There’s a couple things that always come up when discussing licences.
Can you use code on Github? By default, code on Github falls under unlicensed and you can’t use it. The copyright holder has given Github the rights to display the code and a few other things like forking, but that doesn’t mean you can use it. However, many repos have licences, and you can use that code under the terms of the licence. In short: check!
What about Stack Overflow? Stack Overflow is complicated. User contributions are licensed CC-BY-SA, which is a copyleft licence for non-code works. However, it’s not clear that Creative Commons licences can apply to code. Usually the text is licensed under CC and the code is separately licensed under a software license. Stack Overflow discussed licensing code under the MIT license (or a modified MIT license), but it failed to happen because of community push back over the suitability of the license for tiny snippets, whole programs and code in questions. This is also complicated by the fact that not all snippets of code are big enough to be covered by copyright. To be covered by copyright, and therefore be licensable, it has to be creative. Since many small snippets of code are common ways of doing things and not creative, copyright may not apply. Overall, it’s a very awkward situation. I won’t make a recommendation, but I will admit I use SO for inspiration and reference.

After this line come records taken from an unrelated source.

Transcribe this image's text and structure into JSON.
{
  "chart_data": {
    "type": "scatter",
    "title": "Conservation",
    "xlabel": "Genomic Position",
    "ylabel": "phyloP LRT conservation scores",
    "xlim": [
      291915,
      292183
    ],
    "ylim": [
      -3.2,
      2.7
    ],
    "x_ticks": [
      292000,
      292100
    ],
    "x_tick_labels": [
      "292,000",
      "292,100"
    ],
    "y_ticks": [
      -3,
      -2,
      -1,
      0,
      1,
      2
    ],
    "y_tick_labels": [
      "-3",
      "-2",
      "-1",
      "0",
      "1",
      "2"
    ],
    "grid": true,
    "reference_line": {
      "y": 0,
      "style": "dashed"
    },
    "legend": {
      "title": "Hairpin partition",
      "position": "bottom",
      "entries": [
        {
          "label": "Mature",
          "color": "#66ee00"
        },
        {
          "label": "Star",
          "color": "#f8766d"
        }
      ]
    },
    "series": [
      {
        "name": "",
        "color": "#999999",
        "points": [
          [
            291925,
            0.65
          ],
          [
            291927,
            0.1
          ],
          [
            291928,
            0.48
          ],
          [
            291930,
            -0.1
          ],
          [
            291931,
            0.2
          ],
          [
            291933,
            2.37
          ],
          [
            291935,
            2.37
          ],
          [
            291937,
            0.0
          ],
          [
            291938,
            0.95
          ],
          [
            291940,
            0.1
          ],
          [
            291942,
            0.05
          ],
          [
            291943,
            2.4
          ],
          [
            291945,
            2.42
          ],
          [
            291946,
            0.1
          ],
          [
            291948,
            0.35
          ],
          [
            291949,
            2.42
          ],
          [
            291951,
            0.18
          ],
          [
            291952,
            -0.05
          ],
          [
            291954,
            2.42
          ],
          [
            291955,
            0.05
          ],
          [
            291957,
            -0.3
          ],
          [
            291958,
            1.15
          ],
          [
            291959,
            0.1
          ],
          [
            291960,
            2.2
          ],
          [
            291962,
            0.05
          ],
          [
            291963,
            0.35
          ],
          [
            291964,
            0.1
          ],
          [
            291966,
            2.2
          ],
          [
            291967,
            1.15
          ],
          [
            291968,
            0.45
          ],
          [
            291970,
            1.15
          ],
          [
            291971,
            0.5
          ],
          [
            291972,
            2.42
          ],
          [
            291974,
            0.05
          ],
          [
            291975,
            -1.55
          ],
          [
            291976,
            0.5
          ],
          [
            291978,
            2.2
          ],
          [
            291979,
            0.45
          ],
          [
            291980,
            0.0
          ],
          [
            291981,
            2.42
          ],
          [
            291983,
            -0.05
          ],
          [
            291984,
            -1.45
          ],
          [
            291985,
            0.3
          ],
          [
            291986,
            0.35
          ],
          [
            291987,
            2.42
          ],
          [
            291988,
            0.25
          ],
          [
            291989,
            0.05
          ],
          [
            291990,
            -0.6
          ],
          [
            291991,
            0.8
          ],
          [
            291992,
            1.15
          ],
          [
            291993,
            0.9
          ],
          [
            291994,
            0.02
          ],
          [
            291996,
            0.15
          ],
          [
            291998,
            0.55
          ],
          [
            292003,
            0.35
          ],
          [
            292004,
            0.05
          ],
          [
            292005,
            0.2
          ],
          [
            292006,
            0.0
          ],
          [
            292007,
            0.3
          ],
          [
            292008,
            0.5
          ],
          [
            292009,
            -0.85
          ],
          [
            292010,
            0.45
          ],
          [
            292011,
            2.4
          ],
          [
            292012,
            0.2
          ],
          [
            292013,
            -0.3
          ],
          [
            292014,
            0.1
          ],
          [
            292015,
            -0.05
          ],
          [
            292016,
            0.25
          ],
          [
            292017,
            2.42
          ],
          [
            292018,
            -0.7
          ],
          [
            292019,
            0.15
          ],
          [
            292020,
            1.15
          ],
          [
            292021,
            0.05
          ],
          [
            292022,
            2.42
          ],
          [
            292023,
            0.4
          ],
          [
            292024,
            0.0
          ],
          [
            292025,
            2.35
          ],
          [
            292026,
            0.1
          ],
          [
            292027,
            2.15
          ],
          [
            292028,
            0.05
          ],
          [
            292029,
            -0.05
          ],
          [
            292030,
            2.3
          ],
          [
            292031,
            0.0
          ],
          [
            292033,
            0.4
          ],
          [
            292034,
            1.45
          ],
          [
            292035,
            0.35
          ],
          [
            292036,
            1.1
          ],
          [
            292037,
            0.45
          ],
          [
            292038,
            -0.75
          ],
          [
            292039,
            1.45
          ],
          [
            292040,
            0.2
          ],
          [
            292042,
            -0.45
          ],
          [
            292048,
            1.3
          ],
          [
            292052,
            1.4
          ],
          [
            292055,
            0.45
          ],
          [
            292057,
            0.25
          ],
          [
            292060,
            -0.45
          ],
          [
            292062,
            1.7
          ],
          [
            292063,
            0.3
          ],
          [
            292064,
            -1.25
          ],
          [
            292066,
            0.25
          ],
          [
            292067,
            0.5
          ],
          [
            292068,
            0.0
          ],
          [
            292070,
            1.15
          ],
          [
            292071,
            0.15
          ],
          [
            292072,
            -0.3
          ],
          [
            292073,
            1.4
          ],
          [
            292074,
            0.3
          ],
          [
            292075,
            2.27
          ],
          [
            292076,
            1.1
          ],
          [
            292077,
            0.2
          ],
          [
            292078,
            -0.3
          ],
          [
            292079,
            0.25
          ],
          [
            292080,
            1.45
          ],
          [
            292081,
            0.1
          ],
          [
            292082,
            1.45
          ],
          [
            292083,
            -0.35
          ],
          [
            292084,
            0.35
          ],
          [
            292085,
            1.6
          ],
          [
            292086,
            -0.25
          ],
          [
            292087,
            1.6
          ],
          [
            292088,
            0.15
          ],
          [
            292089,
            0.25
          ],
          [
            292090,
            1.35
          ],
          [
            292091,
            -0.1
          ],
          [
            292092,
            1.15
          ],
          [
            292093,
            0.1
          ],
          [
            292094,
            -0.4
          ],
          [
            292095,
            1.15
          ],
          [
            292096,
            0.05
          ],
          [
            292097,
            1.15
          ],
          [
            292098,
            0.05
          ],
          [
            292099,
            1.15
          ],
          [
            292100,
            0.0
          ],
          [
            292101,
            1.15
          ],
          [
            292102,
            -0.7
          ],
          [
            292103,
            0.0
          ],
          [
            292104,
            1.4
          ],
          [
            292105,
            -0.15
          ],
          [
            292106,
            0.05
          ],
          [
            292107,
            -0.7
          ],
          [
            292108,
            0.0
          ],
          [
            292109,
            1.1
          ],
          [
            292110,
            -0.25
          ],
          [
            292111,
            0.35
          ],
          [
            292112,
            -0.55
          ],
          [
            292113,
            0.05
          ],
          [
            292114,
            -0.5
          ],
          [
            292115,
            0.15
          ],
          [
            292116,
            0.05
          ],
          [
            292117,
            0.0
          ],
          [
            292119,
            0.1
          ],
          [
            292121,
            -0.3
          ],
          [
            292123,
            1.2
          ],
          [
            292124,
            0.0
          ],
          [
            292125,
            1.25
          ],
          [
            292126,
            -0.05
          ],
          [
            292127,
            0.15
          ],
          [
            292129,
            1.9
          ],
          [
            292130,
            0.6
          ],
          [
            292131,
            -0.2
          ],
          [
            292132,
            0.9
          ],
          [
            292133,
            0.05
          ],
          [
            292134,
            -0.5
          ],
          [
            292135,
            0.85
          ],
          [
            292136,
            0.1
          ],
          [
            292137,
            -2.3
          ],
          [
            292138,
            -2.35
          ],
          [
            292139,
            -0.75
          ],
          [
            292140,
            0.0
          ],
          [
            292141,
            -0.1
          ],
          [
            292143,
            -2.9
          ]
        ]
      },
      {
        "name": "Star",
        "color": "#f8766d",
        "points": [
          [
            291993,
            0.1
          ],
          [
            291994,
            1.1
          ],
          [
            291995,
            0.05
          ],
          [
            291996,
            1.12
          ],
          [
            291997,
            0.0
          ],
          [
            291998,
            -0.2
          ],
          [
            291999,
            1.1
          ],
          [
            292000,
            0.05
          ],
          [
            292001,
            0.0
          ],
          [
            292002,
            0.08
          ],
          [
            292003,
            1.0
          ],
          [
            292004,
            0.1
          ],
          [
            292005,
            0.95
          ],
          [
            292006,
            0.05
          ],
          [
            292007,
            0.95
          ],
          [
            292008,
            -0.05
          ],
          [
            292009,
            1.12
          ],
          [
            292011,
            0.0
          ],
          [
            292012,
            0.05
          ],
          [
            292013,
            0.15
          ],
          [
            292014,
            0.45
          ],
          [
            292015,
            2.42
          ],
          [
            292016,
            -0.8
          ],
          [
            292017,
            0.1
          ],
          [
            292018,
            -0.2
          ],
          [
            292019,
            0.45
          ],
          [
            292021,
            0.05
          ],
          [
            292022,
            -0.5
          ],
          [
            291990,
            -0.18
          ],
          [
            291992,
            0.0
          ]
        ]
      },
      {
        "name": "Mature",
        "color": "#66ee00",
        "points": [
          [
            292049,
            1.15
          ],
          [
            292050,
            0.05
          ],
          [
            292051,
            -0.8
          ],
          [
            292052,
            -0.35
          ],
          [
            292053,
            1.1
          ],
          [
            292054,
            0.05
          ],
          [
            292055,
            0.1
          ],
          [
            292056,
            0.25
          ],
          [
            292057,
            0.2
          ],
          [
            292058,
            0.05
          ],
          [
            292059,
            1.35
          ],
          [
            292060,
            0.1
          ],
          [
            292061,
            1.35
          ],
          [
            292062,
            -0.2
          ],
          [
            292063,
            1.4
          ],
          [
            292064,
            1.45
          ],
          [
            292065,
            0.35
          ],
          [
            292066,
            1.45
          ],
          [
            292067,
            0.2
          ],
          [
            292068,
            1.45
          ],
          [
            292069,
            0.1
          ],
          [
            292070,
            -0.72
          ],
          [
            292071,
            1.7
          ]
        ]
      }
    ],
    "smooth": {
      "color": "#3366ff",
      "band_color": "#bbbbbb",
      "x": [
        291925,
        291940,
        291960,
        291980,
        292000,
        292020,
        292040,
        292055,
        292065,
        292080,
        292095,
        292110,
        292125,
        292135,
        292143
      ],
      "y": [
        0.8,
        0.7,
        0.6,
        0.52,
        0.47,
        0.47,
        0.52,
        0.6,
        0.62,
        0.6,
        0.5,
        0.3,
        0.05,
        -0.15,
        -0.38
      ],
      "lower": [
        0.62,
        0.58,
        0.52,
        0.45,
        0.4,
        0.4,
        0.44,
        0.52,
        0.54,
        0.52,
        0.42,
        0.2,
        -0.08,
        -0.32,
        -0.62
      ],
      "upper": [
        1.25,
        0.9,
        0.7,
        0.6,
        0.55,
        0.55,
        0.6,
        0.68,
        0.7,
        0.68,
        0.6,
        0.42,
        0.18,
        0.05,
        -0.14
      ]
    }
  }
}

There’s a few things I hope you remember from this.
- Software licences are fantastic! They allow you to use other people’s code and allow others to use your code, enabling the whole open source community.
- Software licences are also complicated
- Permissive open source licences are simple, straightforward and easy to use
- Copyleft open source licences take a strong ethical stance. It doesn’t want code being used without contributing back to the community.
But most of all, remember to check the licence! Just because code is on the internet doesn’t mean you can use it.